W mieście jest kilkadziesiąt placów zabaw. Ale zdaniem chełmian, to wciąż za mało. Marzy im się centrum rozrywki, gdzie wraz z dziećmi mogliby spędzać wolny czas.
Nieco lepiej niż Asia mają mali mieszkańcy osiedli administrowanych przez Chełmską Spółdzielnię Mieszkaniową. Na należących do niej terenach jest około 40 placów zabaw. Ponad połowa wymaga jednak remontu. – Od ponad dwóch lat modernizujemy miejsca zabaw dla dzieci – mówi Andrzej Roguski, zastępca prezesa do spraw technicznych ChSM. – Od razu, niestety, nie da się zrobić wszystkiego, bo potrzeba na to dużych pieniędzy. Jeden plac zabaw kosztuje około 10 tys. zł.

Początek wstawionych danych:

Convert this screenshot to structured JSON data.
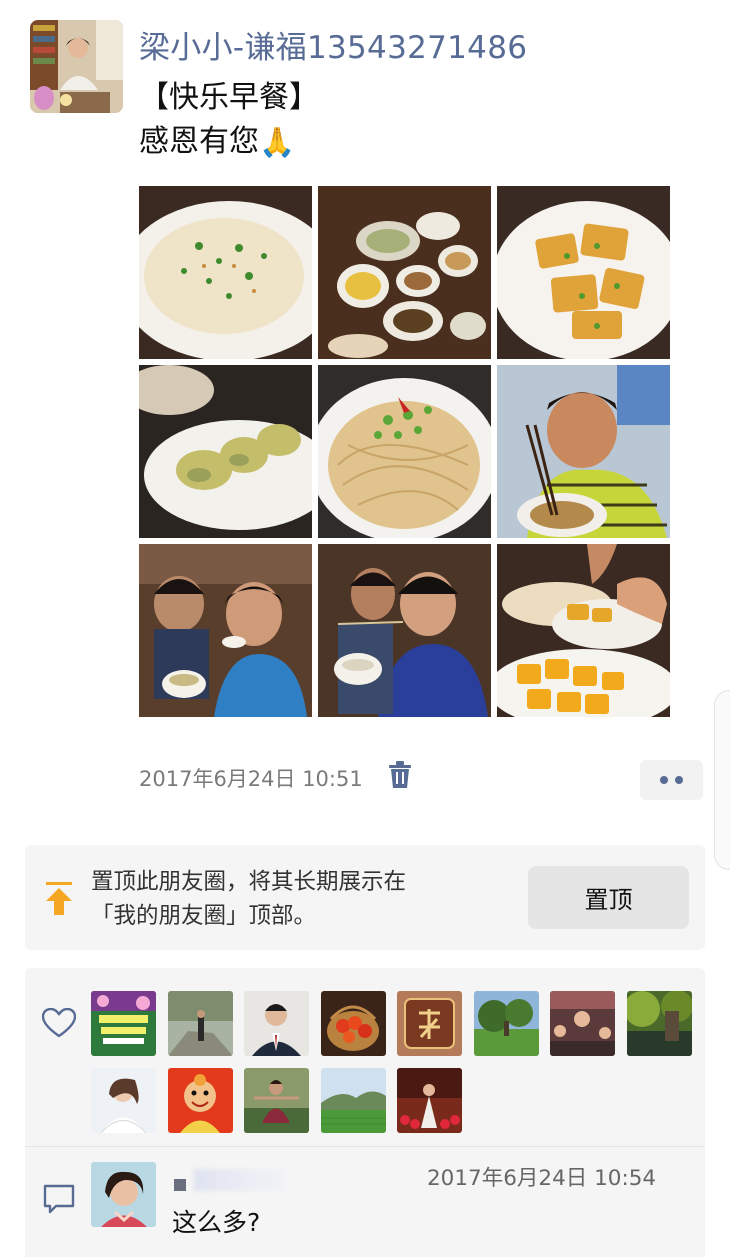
{
  "post": {
    "author": "梁小小-谦福13543271486",
    "text_line1": "【快乐早餐】",
    "text_line2": "感恩有您",
    "text_emoji": "🙏",
    "photo_count": 9,
    "timestamp": "2017年6月24日 10:51"
  },
  "pin_panel": {
    "line1": "置顶此朋友圈，将其长期展示在",
    "line2": "「我的朋友圈」顶部。",
    "button_label": "置顶"
  },
  "likes": {
    "count": 13
  },
  "comment": {
    "time": "2017年6月24日 10:54",
    "text": "这么多?"
  },
  "colors": {
    "link_blue": "#576b95",
    "panel_bg": "#f5f5f5",
    "pin_icon": "#f5a623"
  },
  "icons": {
    "delete": "trash-icon",
    "like": "heart-outline-icon",
    "comment": "comment-bubble-icon",
    "pin": "pin-to-top-icon"
  }
}
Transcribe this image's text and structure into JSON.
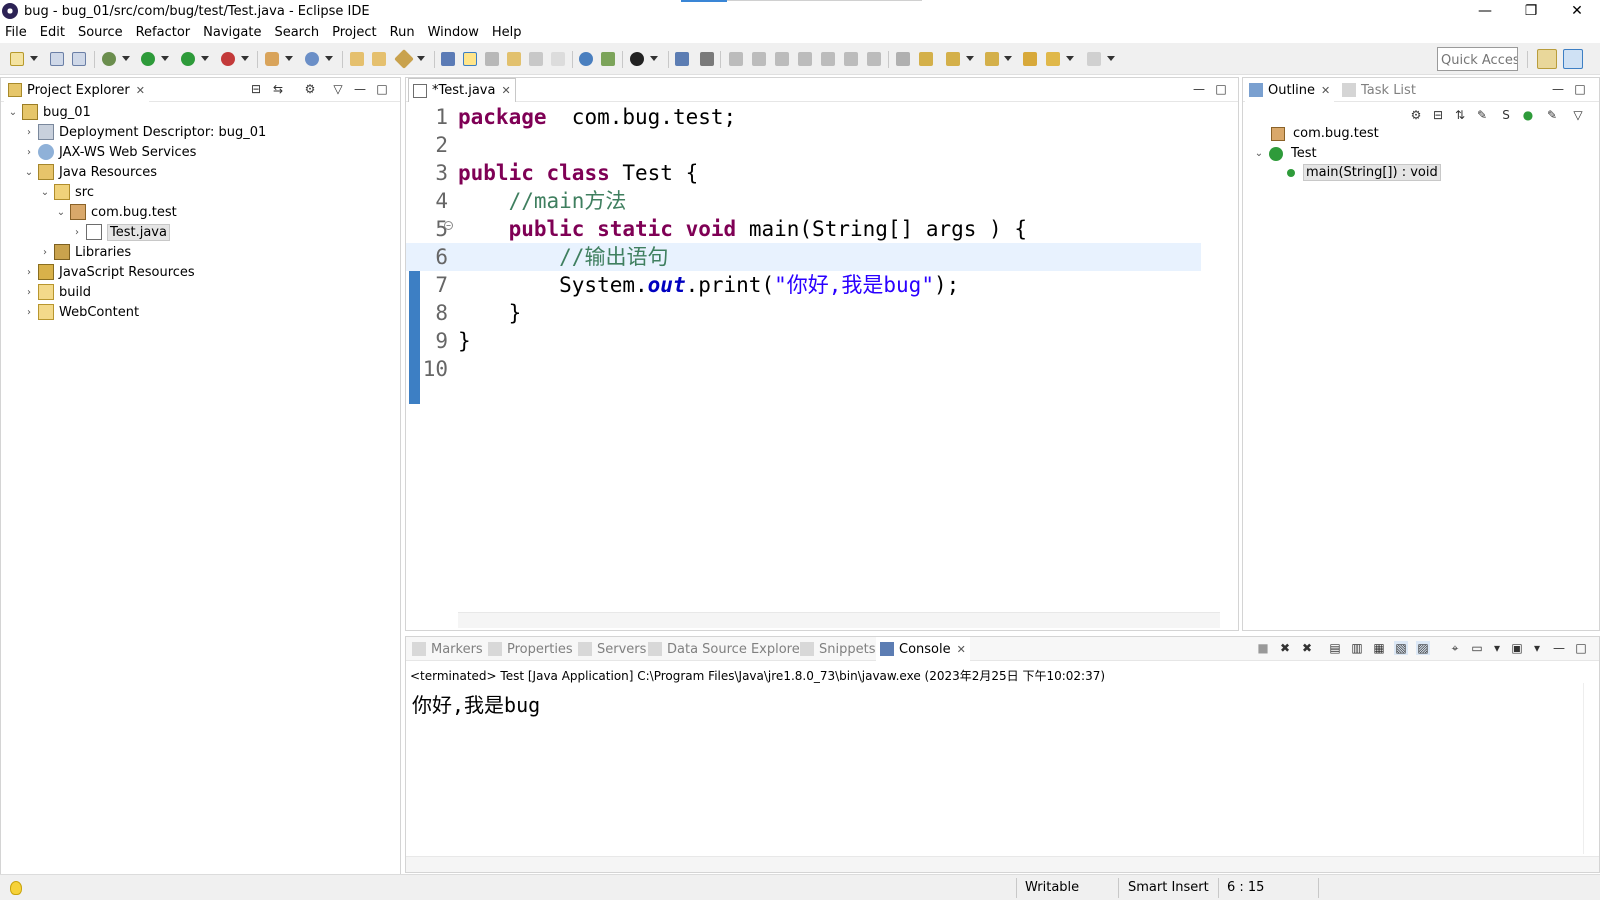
{
  "window": {
    "title": "bug - bug_01/src/com/bug/test/Test.java - Eclipse IDE",
    "controls": [
      "—",
      "❐",
      "✕"
    ]
  },
  "menu": [
    "File",
    "Edit",
    "Source",
    "Refactor",
    "Navigate",
    "Search",
    "Project",
    "Run",
    "Window",
    "Help"
  ],
  "toolbar": {
    "quick_access_placeholder": "Quick Access"
  },
  "project_explorer": {
    "tab_label": "Project Explorer",
    "tree": [
      {
        "label": "bug_01",
        "chev": "⌄",
        "icon": "project-icon"
      },
      {
        "label": "Deployment Descriptor: bug_01",
        "chev": "›",
        "icon": "deployment-descriptor-icon"
      },
      {
        "label": "JAX-WS Web Services",
        "chev": "›",
        "icon": "web-services-icon"
      },
      {
        "label": "Java Resources",
        "chev": "⌄",
        "icon": "java-resources-icon"
      },
      {
        "label": "src",
        "chev": "⌄",
        "icon": "source-folder-icon"
      },
      {
        "label": "com.bug.test",
        "chev": "⌄",
        "icon": "package-icon"
      },
      {
        "label": "Test.java",
        "chev": "›",
        "icon": "java-file-icon"
      },
      {
        "label": "Libraries",
        "chev": "›",
        "icon": "libraries-icon"
      },
      {
        "label": "JavaScript Resources",
        "chev": "›",
        "icon": "javascript-resources-icon"
      },
      {
        "label": "build",
        "chev": "›",
        "icon": "folder-icon"
      },
      {
        "label": "WebContent",
        "chev": "›",
        "icon": "folder-icon"
      }
    ]
  },
  "editor": {
    "tab_label": "*Test.java",
    "current_line": 6,
    "lines": [
      {
        "num": "1",
        "parts": [
          [
            "kw",
            "package"
          ],
          [
            "",
            "  com.bug.test;"
          ]
        ]
      },
      {
        "num": "2",
        "parts": []
      },
      {
        "num": "3",
        "parts": [
          [
            "kw",
            "public"
          ],
          [
            "",
            " "
          ],
          [
            "kw",
            "class"
          ],
          [
            "",
            " Test {"
          ]
        ]
      },
      {
        "num": "4",
        "parts": [
          [
            "",
            "    "
          ],
          [
            "cm",
            "//main方法"
          ]
        ]
      },
      {
        "num": "5",
        "parts": [
          [
            "",
            "    "
          ],
          [
            "kw",
            "public"
          ],
          [
            "",
            " "
          ],
          [
            "kw",
            "static"
          ],
          [
            "",
            " "
          ],
          [
            "kw",
            "void"
          ],
          [
            "",
            " main(String[] args ) {"
          ]
        ]
      },
      {
        "num": "6",
        "parts": [
          [
            "",
            "        "
          ],
          [
            "cm",
            "//输出语句"
          ]
        ]
      },
      {
        "num": "7",
        "parts": [
          [
            "",
            "        System."
          ],
          [
            "fld",
            "out"
          ],
          [
            "",
            ".print("
          ],
          [
            "st",
            "\"你好,我是bug\""
          ],
          [
            "",
            ");"
          ]
        ]
      },
      {
        "num": "8",
        "parts": [
          [
            "",
            "    }"
          ]
        ]
      },
      {
        "num": "9",
        "parts": [
          [
            "",
            "}"
          ]
        ]
      },
      {
        "num": "10",
        "parts": []
      }
    ]
  },
  "outline": {
    "tab_label": "Outline",
    "task_list_label": "Task List",
    "items": [
      {
        "label": "com.bug.test",
        "chev": "",
        "icon": "package-icon"
      },
      {
        "label": "Test",
        "chev": "⌄",
        "icon": "class-icon"
      },
      {
        "label": "main(String[]) : void",
        "chev": "",
        "icon": "public-method-icon"
      }
    ]
  },
  "bottom_tabs": [
    {
      "label": "Markers",
      "icon": "markers-icon"
    },
    {
      "label": "Properties",
      "icon": "properties-icon"
    },
    {
      "label": "Servers",
      "icon": "servers-icon"
    },
    {
      "label": "Data Source Explorer",
      "icon": "data-source-icon"
    },
    {
      "label": "Snippets",
      "icon": "snippets-icon"
    },
    {
      "label": "Console",
      "icon": "console-icon"
    }
  ],
  "console": {
    "header": "<terminated> Test [Java Application] C:\\Program Files\\Java\\jre1.8.0_73\\bin\\javaw.exe (2023年2月25日 下午10:02:37)",
    "output": "你好,我是bug"
  },
  "status": {
    "writable": "Writable",
    "insert_mode": "Smart Insert",
    "position": "6 : 15"
  },
  "colors": {
    "keyword": "#7f0055",
    "comment": "#3f7f5f",
    "string": "#2a00ff",
    "field": "#0000c0",
    "current_line": "#e8f2fe",
    "accent": "#3d7fc4"
  }
}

Spółdzielnia zrezygnowała z dużych placów zabaw. Woli zorganizować dwa mniejsze, tak, aby dzieci nie musiały daleko odchodzić od domów. Ich standardowe wyposażenie to zjeżdżalnia, huśtawka oraz piaskownica. Jest też kilka ławeczek. Miejsca te wyłożone są kostką brukową. Wszystkie urządzenia posiadają certyfikaty bezpieczeństwa. Pozostałe place czekają na remont. W tym roku np. planowana jest modernizacja placów zabaw na ul. Wolności oraz osiedlu Słoneczne.
Miasto ma na utrzymaniu 17 placów zabaw. Każdego roku na montaż nowych huśtawek, czy zjeżdżalni wydaje średnio 30 tys. zł. – W tej chwili we wszystkich tych miejscach mamy zamontowanych około 200 urządzeń – wylicza Zdzisław Szwed, dyrektor Wydziału Infrastruktury Urzędu Miasta. – Te montowane w ostatnich latach posiadają atesty Unii Europejskiej. Najbardziej nowoczesny plac zabaw znajduje się na osiedlu Słonecznym, pomiędzy ulicami Karłowicza i Szymanowskiego.
Mieszkańcy uważają jednak, że placów zabaw dla ich dzieci jest wciąż za mało. Marzy im się Centrum Rozrywki z prawdziwego zdarzenia. – Można by urządzić takie miejsce np. w dawnym Edenie – sugerują. – Tam cała góra czeka na zagospodarowanie. Myślę, że takie rozwiązanie byłoby zdecydowanie tańsze niż budowa nowego obiektu – mówi mama czteroletniej Kasi.